On our next trip for water, we alerted the authorities, and two truckloads of the Kenya military arrived, by that time to no avail. The Kenya Army and Kenya Police considered the Northern Frontier District an “operational area,” which to me meant shoot-to-kill. Later we heard that raiders killed a number of persons at Moyale to the northeast, and I always wondered if the perpetrators were the same bandits that visited us. Apparently some in Arizona today think you are only safe if you are armed. Had we possessed weapons at Ele Bor, likely we would be dead.



About a year later, Richard Leakey hired me to be Coast Archaeologist for the Kenya National Museums, and I was posted to the north Kenya coast at Lamu, now a World Heritage Site. You always remember where you were when dramatic events unfold. My team was excavating at Kiunga, just below the Somalia frontier on the Indian Ocean, when the Voice of Kenya announced that Jomo Kenyatta, the first president of Kenya, was dead. There was a special unit within the Kenya Police whose job it was to make sure the vice president, Daniel arap Moi, did not succeed the late president. Moi happened to be in Mombasa at the time, and the provincial commissioner at the coast, who was the same ethnic group as many of the conspirators, nevertheless protected the vice president and he became president. But things were not over.

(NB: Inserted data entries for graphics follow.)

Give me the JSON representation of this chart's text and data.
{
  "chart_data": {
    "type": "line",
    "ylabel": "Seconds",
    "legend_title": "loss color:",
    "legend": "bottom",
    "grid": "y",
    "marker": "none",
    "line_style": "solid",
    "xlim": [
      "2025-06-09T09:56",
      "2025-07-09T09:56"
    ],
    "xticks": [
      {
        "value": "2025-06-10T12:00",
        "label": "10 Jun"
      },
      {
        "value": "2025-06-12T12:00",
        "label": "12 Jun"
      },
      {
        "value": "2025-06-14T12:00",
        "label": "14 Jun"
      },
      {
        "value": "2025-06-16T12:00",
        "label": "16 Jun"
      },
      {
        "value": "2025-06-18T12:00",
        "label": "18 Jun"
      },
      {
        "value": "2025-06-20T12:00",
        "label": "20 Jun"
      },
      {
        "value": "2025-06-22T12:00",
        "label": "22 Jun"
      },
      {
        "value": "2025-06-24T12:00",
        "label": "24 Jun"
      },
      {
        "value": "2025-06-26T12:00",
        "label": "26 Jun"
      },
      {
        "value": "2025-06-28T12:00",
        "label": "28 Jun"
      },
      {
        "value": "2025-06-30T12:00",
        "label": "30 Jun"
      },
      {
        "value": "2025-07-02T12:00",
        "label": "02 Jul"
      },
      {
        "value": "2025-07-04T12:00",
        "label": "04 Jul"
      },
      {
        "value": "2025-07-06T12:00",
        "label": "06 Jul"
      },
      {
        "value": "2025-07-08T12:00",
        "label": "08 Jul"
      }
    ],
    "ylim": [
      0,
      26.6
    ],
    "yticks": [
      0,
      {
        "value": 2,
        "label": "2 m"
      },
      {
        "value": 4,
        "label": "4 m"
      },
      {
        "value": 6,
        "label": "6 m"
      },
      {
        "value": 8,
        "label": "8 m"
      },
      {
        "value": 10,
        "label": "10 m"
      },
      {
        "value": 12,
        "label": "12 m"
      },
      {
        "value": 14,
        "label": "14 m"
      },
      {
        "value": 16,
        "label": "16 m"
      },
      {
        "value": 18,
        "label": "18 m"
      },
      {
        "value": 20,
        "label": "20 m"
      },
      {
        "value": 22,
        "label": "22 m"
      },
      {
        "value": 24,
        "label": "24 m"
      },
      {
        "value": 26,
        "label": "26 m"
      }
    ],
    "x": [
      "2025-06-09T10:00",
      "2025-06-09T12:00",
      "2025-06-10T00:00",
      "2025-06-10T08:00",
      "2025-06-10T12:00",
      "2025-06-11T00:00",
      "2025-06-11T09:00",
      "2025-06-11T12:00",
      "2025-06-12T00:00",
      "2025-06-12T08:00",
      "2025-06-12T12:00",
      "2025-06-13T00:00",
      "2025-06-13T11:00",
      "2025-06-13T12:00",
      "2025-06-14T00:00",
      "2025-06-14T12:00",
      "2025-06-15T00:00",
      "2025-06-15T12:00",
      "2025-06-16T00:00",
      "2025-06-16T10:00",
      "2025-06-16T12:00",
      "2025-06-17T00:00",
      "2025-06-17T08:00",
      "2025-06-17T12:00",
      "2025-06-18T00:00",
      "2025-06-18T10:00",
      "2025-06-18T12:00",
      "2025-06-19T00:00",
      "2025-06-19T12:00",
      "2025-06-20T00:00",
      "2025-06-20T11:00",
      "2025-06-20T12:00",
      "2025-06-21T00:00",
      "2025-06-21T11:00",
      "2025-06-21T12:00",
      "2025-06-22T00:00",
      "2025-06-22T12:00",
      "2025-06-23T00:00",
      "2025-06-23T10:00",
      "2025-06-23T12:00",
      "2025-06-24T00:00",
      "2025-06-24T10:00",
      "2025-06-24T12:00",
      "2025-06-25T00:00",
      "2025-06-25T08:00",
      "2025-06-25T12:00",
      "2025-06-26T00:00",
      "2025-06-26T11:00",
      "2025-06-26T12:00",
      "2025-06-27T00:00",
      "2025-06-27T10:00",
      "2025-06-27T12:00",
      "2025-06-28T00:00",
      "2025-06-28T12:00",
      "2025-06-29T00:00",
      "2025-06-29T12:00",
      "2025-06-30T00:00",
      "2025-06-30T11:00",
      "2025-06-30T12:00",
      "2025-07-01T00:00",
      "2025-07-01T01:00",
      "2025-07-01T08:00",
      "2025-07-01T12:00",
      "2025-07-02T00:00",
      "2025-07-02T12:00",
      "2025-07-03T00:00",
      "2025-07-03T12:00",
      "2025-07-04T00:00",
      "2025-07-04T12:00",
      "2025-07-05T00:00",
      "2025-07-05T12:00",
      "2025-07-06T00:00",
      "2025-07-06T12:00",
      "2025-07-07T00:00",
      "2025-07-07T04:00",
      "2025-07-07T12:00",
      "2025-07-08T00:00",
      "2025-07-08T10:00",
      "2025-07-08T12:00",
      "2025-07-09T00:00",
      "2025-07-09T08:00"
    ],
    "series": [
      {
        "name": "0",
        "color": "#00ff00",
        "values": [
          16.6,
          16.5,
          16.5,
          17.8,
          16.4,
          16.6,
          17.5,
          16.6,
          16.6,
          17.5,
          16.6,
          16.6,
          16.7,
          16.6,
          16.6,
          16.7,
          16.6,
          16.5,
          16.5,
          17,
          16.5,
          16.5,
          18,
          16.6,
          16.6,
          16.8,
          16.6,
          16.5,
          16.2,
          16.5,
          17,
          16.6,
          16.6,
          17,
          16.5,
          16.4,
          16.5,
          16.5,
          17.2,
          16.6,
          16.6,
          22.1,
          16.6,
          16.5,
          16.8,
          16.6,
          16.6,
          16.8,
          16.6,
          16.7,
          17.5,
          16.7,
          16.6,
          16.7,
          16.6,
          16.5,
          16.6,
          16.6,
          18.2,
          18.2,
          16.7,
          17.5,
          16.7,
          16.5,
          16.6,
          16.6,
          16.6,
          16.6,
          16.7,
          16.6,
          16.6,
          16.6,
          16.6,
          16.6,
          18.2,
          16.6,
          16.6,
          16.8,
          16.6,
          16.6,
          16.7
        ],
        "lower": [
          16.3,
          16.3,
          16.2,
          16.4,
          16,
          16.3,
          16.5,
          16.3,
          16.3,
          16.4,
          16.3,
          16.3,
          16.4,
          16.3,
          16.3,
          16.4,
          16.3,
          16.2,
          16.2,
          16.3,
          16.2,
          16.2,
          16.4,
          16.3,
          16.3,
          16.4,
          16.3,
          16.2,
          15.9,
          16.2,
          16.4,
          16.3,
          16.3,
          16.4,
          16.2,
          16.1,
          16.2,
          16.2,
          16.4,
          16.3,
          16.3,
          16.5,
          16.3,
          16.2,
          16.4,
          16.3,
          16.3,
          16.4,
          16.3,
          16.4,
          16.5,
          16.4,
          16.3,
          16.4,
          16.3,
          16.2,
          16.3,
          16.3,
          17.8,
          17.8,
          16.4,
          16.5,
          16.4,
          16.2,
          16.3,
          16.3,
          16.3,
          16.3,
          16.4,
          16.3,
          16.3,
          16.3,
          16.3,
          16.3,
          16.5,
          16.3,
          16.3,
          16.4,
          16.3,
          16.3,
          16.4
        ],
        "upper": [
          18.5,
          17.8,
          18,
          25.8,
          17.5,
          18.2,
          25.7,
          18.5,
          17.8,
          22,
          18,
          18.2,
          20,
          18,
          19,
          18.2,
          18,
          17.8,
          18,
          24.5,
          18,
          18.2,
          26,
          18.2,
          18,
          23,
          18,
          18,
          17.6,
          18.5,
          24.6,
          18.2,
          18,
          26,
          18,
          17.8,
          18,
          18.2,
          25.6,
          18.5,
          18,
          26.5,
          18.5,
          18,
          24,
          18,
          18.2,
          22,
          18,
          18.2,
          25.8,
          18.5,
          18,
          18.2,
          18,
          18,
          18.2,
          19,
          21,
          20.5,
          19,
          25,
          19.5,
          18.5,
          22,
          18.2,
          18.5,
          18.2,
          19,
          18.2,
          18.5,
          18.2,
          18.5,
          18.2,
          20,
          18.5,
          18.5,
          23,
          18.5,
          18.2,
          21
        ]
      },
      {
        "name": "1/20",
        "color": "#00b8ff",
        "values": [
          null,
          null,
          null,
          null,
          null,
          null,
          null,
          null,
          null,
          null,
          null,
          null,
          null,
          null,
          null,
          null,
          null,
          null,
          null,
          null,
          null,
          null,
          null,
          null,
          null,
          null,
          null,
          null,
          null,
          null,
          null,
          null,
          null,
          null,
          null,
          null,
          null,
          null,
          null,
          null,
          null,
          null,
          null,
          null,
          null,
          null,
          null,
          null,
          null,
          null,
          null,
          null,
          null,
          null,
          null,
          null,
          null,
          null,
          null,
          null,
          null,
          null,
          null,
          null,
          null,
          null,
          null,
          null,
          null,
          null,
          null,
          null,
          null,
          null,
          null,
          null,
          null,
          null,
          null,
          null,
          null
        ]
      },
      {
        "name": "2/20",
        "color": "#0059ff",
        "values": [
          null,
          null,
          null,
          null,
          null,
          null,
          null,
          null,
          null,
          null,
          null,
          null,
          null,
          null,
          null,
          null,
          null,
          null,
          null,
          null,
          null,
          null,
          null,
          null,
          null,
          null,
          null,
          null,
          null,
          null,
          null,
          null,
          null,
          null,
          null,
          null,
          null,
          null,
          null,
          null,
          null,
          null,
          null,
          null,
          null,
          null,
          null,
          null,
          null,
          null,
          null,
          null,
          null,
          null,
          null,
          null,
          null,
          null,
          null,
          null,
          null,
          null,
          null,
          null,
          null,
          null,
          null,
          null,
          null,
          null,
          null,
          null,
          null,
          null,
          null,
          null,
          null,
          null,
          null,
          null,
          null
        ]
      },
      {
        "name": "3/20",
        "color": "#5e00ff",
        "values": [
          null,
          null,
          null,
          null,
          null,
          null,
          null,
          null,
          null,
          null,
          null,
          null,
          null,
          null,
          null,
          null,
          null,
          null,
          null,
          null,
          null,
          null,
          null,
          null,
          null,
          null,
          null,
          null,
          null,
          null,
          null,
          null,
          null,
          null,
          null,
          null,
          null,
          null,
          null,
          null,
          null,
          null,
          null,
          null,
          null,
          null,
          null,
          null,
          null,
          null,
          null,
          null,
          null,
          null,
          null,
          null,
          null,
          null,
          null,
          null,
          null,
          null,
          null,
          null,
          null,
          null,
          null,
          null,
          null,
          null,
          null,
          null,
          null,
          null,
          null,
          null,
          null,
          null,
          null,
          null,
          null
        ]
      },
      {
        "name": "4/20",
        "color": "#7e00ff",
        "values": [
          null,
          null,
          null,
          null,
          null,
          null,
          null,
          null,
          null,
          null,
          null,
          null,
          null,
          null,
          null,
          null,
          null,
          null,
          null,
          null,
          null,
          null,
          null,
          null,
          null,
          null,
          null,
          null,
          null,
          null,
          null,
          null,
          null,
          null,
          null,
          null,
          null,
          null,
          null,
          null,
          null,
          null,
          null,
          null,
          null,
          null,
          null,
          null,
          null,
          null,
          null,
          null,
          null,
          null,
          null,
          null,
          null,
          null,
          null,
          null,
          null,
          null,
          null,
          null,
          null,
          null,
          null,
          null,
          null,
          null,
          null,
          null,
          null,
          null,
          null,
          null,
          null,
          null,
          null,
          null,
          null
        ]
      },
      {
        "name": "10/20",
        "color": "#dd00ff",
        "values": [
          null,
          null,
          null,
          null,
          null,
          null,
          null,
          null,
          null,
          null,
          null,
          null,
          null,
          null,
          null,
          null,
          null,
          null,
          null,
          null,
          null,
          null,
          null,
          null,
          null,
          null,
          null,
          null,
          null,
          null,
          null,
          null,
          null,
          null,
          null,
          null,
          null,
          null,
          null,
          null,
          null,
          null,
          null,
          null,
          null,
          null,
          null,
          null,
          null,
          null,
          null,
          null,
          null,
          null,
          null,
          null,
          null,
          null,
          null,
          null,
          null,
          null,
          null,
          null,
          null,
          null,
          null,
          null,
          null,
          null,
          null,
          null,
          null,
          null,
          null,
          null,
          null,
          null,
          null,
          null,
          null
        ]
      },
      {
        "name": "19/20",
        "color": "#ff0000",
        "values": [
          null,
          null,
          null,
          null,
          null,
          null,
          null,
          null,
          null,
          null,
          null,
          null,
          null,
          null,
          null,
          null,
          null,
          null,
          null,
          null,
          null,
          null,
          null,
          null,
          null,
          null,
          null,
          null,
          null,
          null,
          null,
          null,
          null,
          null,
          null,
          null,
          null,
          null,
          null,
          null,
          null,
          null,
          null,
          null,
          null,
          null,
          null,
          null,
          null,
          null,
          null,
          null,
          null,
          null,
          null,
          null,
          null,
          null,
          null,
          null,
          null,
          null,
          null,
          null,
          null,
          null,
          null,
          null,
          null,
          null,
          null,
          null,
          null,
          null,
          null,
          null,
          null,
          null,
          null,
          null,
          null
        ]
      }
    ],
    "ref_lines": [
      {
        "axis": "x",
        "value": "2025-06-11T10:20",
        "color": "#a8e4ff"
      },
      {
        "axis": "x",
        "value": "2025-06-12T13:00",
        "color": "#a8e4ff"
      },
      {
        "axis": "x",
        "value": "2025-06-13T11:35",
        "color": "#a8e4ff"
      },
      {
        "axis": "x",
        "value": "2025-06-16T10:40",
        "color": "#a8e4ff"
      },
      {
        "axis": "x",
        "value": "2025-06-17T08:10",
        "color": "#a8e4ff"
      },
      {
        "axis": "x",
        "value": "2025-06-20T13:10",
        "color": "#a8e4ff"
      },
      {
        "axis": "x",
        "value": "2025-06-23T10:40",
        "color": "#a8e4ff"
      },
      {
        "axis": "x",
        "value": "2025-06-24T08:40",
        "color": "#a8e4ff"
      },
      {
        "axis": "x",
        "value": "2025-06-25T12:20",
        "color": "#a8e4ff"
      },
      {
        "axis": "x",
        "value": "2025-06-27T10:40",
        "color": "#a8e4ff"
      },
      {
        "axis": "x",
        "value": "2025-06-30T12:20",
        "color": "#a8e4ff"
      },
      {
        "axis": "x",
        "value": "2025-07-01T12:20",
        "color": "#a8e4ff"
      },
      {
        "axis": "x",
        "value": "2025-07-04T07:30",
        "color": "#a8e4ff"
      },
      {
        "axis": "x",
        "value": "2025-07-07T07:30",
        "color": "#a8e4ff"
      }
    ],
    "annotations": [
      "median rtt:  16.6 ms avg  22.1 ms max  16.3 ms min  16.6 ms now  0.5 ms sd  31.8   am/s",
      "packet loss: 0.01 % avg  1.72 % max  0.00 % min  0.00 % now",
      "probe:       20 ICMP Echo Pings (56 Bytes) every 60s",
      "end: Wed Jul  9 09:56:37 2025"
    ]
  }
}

After seven years in Kenya, including five years with the National Museums of Kenya, it was time for me to return home. Just before I was to leave, elements of the Kenya Air Force attempted a coup. The main action was in Nairobi, and the coast remained calm. I had to go to Nairobi to make final preparations to depart. I stayed at the national museum, which is on a hill near downtown. One evening for dinner I walked the short distance to the Norfolk Hotel, which a few years later was the site of a major terrorist bombing. After dinner, while it was still light, I started to walk back to the museum. I had to pass the Voice of Kenya, the government radio station, which had been a prime target of the rebels and was now secured by the military. “Simama!” Someone shouted at me. A young, nervous private in the Kenya Army guarding the radio station pointed his rifle at me and commanded me to stop. No other soldiers were around. He wanted to know what I was doing, but he spoke no English and my Swahili was best at discussing ruins, tombs and potsherds. I did not possess, at least in the heat of the moment, the language skills in Swahili to explain why I was not a threat to him or the government of Kenya. He was clearly edgy, and we reached an impasse. Finally I took a deep breath, turned my back and walked away. I could hear him shoulder his gun, but I did not look back. He decided not to shoot, and I kept going.


My disarmingly simple take away from these encounters: don’t discuss matters of life and death in a language in which you are less than fluent. Sometimes, silence is truly golden.